Por que os cheiros trazem de volta memórias tão vivas

Um novo estudo, publicado na revista Nature Communications, mostra que nossos cérebros integram o cheiro com informações sobre espaço e tempo para formar memórias episódicas. As descobertas podem levar a melhores "testes de detecção" de Alzheimer.

Os cheiros podem desencadear fortes crises de nostalgia, e novas pesquisas nos ajudam a entender por quê.

Quando o cheiro de Madeleines levou Proust a escrever centenas de páginas de memórias, ele mal sabia que estava ajudando a descobrir uma nova área de estudo neurocientífico.

Décadas mais tarde, os pesquisadores levantaram a hipótese de que a capacidade excepcional que os cheiros têm de desencadear memórias - conhecida como “o efeito Proust” - se deve à proximidade do sistema de processamento olfativo do centro de memória no cérebro.

Na verdade, a amígdala, a estrutura do cérebro em forma de amêndoa que processa as informações sensoriais, e o hipocampo, a área responsável por armazenar memórias episódicas para acesso posterior, ficam próximos uns dos outros no cérebro.

Memórias episódicas são memórias autobiográficas de eventos passados ​​específicos. No caso de Proust, o cheiro de Madeleines desencadeou memórias sobre a “velha casa cinza da tia na rua, [...] e com a casa a vila, da manhã à noite e em todos os climas, a praça para onde eu costumava ser mandado antes do almoço , as ruas ao longo das quais eu costumava fazer recados, as estradas rurais que pegávamos quando estava bom. ”

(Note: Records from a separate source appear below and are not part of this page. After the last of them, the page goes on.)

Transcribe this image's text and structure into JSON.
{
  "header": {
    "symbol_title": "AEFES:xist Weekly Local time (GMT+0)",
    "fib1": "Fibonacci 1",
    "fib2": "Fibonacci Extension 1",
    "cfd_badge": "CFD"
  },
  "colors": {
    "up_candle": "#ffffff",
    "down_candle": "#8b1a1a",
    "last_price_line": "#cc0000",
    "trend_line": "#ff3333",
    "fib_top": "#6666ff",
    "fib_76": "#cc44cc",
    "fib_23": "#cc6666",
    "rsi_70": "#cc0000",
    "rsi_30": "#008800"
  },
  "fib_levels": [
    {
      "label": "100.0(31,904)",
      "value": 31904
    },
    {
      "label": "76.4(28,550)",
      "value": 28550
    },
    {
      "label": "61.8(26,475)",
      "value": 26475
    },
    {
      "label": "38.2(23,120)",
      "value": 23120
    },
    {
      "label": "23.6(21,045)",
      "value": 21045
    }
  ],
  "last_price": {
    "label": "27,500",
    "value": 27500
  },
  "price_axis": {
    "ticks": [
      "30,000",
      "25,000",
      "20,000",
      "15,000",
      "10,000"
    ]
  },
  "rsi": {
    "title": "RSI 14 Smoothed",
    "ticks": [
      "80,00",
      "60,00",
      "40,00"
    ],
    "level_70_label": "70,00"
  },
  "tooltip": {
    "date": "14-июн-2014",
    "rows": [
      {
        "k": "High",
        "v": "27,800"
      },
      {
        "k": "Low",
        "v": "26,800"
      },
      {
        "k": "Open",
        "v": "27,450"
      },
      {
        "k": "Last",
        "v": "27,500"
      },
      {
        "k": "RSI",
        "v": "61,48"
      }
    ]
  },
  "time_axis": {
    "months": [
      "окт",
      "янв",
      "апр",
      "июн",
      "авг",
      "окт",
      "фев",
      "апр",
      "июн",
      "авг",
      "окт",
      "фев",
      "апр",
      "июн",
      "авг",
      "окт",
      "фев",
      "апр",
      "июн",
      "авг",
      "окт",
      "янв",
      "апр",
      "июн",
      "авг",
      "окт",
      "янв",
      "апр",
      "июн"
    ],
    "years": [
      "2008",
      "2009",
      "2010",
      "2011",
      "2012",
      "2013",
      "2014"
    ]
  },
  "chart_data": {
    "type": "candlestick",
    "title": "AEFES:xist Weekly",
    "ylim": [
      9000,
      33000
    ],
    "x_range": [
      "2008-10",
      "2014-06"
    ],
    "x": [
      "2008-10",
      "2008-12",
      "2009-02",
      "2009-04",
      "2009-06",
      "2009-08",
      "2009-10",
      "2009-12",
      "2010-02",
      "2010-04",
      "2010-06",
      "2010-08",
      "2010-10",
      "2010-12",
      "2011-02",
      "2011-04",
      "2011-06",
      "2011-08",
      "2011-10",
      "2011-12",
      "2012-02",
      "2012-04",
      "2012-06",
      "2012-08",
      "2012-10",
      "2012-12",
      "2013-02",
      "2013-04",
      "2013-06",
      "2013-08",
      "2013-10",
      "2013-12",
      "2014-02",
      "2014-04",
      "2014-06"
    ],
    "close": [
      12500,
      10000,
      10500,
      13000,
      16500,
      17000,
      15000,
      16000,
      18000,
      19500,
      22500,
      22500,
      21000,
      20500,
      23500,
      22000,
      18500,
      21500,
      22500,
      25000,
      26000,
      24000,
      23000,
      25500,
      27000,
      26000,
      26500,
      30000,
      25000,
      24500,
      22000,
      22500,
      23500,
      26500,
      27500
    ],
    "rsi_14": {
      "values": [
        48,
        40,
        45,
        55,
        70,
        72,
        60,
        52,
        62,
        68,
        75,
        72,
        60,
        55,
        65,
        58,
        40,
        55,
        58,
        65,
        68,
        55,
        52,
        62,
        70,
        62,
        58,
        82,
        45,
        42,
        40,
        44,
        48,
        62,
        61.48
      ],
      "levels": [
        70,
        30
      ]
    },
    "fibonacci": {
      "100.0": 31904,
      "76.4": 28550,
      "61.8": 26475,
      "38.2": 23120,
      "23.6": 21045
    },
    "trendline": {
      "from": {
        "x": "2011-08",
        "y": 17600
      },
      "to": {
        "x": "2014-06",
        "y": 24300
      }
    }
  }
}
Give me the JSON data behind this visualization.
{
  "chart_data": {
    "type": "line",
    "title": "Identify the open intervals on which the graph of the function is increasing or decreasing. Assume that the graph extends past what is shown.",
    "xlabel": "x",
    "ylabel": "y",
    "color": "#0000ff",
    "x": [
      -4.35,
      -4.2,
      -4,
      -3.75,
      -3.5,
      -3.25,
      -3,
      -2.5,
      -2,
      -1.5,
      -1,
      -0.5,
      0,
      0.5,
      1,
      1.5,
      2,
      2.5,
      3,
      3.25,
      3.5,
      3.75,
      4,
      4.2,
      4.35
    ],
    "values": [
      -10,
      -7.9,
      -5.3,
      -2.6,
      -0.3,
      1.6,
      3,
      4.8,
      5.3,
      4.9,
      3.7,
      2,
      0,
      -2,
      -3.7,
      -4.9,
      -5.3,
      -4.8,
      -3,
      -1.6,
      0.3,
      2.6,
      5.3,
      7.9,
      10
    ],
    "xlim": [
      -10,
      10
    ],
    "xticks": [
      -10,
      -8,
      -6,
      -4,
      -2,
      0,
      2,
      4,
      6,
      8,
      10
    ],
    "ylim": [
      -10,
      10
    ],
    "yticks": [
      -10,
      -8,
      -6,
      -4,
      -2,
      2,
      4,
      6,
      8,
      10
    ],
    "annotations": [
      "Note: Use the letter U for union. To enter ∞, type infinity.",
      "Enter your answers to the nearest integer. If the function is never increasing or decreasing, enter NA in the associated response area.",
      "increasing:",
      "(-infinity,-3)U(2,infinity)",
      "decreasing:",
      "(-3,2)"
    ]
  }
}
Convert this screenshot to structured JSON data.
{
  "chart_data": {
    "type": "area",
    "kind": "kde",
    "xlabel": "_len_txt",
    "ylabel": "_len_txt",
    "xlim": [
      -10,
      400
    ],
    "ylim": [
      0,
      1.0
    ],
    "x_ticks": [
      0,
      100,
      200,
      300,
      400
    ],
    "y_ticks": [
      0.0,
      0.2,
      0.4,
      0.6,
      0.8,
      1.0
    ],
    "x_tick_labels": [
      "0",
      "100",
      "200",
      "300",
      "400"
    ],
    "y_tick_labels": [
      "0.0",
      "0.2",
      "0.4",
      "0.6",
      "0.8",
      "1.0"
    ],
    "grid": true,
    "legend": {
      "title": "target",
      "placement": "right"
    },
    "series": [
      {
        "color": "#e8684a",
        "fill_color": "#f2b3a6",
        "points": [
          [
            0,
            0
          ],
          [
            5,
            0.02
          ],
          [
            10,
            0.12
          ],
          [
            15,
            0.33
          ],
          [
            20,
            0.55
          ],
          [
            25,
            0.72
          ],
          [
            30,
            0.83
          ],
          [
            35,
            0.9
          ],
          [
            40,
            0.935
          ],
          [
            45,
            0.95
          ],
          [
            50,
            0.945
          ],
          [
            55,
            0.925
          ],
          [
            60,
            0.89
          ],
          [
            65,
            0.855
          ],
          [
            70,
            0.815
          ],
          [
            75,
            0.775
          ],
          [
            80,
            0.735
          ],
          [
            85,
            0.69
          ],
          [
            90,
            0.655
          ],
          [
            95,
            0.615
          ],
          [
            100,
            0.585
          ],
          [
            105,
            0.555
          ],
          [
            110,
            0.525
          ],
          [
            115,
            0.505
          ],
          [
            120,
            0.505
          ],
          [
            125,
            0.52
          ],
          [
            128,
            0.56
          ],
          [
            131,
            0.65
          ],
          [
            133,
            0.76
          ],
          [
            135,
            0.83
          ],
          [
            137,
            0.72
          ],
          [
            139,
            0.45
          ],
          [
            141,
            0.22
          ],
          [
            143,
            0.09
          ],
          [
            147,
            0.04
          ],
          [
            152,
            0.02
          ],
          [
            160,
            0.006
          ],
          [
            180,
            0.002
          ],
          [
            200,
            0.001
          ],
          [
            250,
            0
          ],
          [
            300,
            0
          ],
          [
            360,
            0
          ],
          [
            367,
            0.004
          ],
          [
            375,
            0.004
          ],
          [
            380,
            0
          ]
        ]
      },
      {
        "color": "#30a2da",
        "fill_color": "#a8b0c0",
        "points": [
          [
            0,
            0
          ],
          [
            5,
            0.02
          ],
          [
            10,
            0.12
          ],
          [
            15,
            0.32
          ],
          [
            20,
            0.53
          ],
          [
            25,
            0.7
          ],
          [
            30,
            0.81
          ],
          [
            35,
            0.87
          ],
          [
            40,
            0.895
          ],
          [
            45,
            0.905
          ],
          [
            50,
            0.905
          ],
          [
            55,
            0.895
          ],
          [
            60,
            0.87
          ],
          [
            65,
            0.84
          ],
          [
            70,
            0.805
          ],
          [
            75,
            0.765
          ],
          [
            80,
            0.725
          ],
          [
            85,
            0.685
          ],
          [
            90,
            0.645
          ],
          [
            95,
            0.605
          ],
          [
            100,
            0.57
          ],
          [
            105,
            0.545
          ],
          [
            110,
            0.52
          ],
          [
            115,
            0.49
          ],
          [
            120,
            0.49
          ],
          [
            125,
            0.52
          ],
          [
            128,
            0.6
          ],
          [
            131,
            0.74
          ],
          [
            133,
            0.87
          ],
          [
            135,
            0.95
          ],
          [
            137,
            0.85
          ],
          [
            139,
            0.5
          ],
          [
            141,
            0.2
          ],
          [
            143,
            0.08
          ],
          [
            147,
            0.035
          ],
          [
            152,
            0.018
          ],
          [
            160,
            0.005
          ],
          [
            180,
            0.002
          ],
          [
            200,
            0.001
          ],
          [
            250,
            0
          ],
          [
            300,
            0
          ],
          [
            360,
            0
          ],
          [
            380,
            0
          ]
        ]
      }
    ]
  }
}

Não é por acaso que as memórias de Proust eram sobre espaço e tempo. Uma nova pesquisa mostra que a informação espaço-temporal está integrada em uma região do cérebro conhecida como núcleo olfatório anterior (AON), que está implicada na doença de Alzheimer.

Referindo-se a cheiros e informações sobre espaço e tempo, o coautor do estudo Afif Aqrabawi diz: “Quando esses elementos se combinam, forma-se uma memória“ e quando-onde ”[...] É por isso que, por exemplo, você pode ter a capacidade de lembrar o cheiro do perfume de um amante (o quê) quando você relembra seu primeiro beijo (quando e onde). ”

Aqrabawi é Ph.D. candidato no Departamento de Biologia Celular e de Sistemas da Universidade de Toronto no Canadá. Ele conduziu o estudo em colaboração com o supervisor de graduação Jun Chul Kim, professor do Departamento de Psicologia da Universidade de Toronto.

O papel do AON na formação da memória

Aqrabawi e o Prof. Kim queriam examinar o papel do AON na memória, então eles submeteram os ratos a uma série de experimentos, que levaram à descoberta de uma “via neural até então desconhecida” entre o hipocampo e o AON.

Quando essa conexão está intacta, os ratos "preferem passar mais tempo cheirando um novo odor do que aquele que lhes é familiar", explica Aqrabawi.

Mas quando a via neural foi interrompida nos experimentos, os roedores voltaram a cheirar odores anteriormente cheirosos como se fossem novos.

“Quando eles perdem essa preferência, fica implícito que eles não se lembram mais do cheiro, embora já o tenham cheirado antes, então continuam a cheirar algo como se fosse a primeira vez”, diz Aqrabawi.

“[As descobertas demonstram] que agora entendemos quais circuitos cerebrais governam a memória episódica do olfato. O circuito agora pode ser usado como um modelo para estudar aspectos fundamentais da memória episódica humana e os déficits de memória de odor vistos em condições neurodegenerativas. ”

Afif Aqrabawi

Rumo a melhores testes de detecção de Alzheimer

"Dada a degeneração precoce do AON na doença de Alzheimer", acrescenta o Prof. Kim, "nosso estudo sugere que os déficits de odor experimentados pelos pacientes envolvem dificuldades em lembrar o 'quando' e 'onde' os odores foram encontrados."

Muitos estudos anteriores documentaram o papel do AON no desenvolvimento da doença de Alzheimer.

Na verdade, foi sugerido que esta área é uma das primeiras a ser afetada pela formação de aglomerados de proteínas anormais, que são uma marca registrada da patologia de Alzheimer.

Portanto, os pesquisadores têm trabalhado para desenvolver "testes de detecção" na esperança de detectar o Alzheimer enquanto ele ainda está em seus estágios iniciais.

No entanto, os autores do novo estudo sugerem que tais testes serão insuficientes até que o papel do AON se torne perfeitamente claro. Mas as novas descobertas podem mudar isso, melhorando a eficácia dos testes de cheiro.

“Esses testes podem ser mais sensíveis para detectar problemas do que se os pacientes fossem solicitados a se lembrar de um odor em si”, diz o professor Kim. “A motivação para desenvolver [esses testes] é alta devido à sua administração rápida, barata e fácil.”